In the current fiscal year, the tax administration is likely to miss the collection target once again.
The NBR managed to collect Tk 204,008 crore in the nine months to March of the current fiscal year of 2021-22, which is 62 per cent of the collection goal of Tk 330,000 crore. This means tax officials will have to clock a staggering 63 per cent growth in the last quarter of FY22 to hit the target.
"It is unusual. It means that collection target is unlikely to achieve," said Selim Raihan, executive director of the South Asian Network on Economic Modelling.
Between July and March, the NBR's collection grew by 14.45 per cent driven by a 20.5 per cent jump in its receipts as customs tariffs thanks to surging prices of imported items.
Income tax collection rose 14 per cent but the collection of value-added tax, the biggest source of revenue for the government, was a laggard in terms of growth during the period.
Raihan said increased customs duty collection might not sustain as the central bank tightened rules to discourage imports of non-essential commodities. Towfiqul Islam Khan, senior research fellow of the Centre for Policy Dialogue, says the revenue growth achieved by the NBR in the FY22 has largely been driven by skyrocketing commodity prices.
"Regrettably, the growth attained in the area of indirect tax collection at the external level could not be maintained in the case of indirect tax at the domestic level and the income tax.
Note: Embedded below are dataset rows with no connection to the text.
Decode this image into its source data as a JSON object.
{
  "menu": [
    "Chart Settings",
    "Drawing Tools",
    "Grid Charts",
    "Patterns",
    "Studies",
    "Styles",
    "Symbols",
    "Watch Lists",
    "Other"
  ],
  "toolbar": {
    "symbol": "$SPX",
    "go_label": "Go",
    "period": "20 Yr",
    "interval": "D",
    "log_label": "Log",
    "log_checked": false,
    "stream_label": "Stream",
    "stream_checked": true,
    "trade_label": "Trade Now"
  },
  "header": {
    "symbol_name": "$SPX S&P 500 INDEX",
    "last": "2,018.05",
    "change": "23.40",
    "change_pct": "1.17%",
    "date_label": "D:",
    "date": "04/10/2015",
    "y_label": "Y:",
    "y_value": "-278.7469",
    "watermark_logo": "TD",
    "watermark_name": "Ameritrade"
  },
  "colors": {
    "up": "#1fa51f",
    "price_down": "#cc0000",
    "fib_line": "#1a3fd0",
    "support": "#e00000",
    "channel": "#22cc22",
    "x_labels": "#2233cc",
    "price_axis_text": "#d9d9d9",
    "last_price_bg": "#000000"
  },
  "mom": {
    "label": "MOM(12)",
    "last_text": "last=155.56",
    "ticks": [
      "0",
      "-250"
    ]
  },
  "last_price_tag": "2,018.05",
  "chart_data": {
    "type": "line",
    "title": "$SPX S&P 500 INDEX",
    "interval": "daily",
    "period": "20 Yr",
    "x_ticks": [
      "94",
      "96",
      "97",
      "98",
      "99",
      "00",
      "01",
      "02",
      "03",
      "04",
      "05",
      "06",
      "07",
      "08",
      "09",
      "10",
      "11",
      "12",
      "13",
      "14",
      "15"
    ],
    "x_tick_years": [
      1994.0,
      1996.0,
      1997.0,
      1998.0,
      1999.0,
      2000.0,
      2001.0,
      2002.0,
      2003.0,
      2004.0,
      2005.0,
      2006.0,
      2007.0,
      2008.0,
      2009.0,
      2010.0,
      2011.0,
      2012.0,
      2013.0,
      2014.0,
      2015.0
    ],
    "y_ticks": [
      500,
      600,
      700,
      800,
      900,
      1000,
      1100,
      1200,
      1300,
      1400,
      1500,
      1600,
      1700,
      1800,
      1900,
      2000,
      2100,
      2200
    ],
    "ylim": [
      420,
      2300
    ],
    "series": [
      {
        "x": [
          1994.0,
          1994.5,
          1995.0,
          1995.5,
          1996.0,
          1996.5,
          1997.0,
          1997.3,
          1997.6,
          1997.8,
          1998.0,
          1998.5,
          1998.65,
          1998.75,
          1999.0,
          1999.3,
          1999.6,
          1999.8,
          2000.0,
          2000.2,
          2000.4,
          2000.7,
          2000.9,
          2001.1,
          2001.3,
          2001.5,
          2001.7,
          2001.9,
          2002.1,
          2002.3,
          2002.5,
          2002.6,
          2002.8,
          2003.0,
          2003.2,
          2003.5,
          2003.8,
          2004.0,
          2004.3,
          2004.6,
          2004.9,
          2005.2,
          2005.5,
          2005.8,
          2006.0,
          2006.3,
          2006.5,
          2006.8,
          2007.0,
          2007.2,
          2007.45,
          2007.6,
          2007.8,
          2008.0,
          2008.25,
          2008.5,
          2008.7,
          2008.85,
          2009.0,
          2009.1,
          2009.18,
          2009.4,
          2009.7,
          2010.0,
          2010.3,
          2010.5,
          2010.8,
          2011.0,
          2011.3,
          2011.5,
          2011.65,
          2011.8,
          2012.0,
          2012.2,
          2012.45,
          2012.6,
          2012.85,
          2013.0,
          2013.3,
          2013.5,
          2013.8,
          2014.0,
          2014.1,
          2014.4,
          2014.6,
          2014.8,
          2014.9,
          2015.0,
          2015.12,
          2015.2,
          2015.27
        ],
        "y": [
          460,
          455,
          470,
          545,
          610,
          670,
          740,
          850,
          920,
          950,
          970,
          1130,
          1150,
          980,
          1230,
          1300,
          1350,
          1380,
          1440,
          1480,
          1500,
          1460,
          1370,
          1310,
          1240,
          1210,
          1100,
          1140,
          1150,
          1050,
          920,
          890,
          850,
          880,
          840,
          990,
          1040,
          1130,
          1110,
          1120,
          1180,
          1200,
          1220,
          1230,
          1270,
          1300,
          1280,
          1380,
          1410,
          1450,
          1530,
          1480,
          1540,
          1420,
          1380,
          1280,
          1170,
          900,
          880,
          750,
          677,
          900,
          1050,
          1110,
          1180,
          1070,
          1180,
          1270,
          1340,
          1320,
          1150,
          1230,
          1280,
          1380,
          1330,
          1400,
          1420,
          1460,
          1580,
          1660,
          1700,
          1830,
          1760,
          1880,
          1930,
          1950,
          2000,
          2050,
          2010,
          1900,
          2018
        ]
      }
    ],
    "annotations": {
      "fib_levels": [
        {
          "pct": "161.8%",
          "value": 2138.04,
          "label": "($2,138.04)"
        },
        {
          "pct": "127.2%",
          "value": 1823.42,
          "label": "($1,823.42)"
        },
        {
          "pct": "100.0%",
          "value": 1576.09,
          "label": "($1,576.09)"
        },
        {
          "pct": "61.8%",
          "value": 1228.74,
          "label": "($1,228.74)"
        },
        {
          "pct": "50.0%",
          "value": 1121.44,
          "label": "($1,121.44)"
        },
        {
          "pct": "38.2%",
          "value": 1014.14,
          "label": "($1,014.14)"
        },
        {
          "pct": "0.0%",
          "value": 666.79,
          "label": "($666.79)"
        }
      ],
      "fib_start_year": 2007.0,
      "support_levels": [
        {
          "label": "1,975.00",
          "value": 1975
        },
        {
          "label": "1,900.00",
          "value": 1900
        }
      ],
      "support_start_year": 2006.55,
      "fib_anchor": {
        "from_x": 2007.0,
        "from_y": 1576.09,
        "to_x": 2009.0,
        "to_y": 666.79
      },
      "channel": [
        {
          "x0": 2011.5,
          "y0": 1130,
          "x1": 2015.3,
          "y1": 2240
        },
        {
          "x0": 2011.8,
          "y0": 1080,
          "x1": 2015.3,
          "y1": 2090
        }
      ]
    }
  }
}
Indeed, the growth of indirect tax collection at the domestic level was less than the nominal GDP growth expected by the Bangladesh Bureau of Statistics."
"This is simply unacceptable," he said.
Even if the attained growth rate in the nine months sustains, the NBR will face a shortfall to the tune of more than Tk 30,000 crore, Khan added.
The government has not revised downwards the target for the NBR, which generates roughly 86 per cent of the total revenue for the state.
A senior official of the NBR said the revenue collection usually gained pace in the last quarter of the fiscal year, especially in the month of June because of increased implementation of the Annual Development Programme, one of the major sources of withholding taxes from contractors.
He said the NBR's overall collection is likely to be Tk 310,000 crore at the end of the fiscal year.
That means this would be the 10th consecutive year the NBR would fail to achieve the original and revised targets fixed by the government, data from the finance ministry showed.
A very higher target than the actual collection, the absence of major reforms aimed at modernising the tax administration and governance-related problems have been the main factors for the recurrent failure to hit the revenue generation goals.
For instance, the government gave a 25 per cent higher target for the NBR in FY22 than the actual collection of Tk 263,872 crore in the last fiscal year.
In FY21 too, the NBR was tasked with logging a 53 per cent higher tax growth from Tk 216,037 crore earned a year ago.
On average, the annual tax collection target was 40 per cent higher for the revenue administration than it could actually collect in the last nine years, according to the NBR.
Raihan, also a professor of the economics department at the University of Dhaka, said the NBR has been failing to attain targets as there had been no structural changes in the tax systems.
"We have not seen any major improvement in tax infrastructure. There has been no major push for digitalisation. We have seen efforts for modernisation but those are not integrated. They are rather sporadic. Also, governance-related problems have not been addressed."
The professor said the higher tax target and collection is necessary to push up the tax-to-GDP ratio as Bangladesh aspires to become a developed economy.
Rashed Al Mahmud Titumir, a professor of economics at the Department of Development Studies of the University of Dhaka, said the NBR is likely to miss the target like the previous years.
"As usual, it will need to revise the collection target."
He said it was evident that there would be a squeeze in consumption for the economic slowdown caused by the coronavirus pandemic.
"Keeping in mind the possible shock, it was necessary for the tax authority to prepare strategies to increase collection. But we have not seen any strategy from the NBR to respond to the crisis," he said, adding that the strategy was necessary to create fiscal space for development spending.
Prof Titumir said the revenue authority could take steps to settle tax-related cases in courts.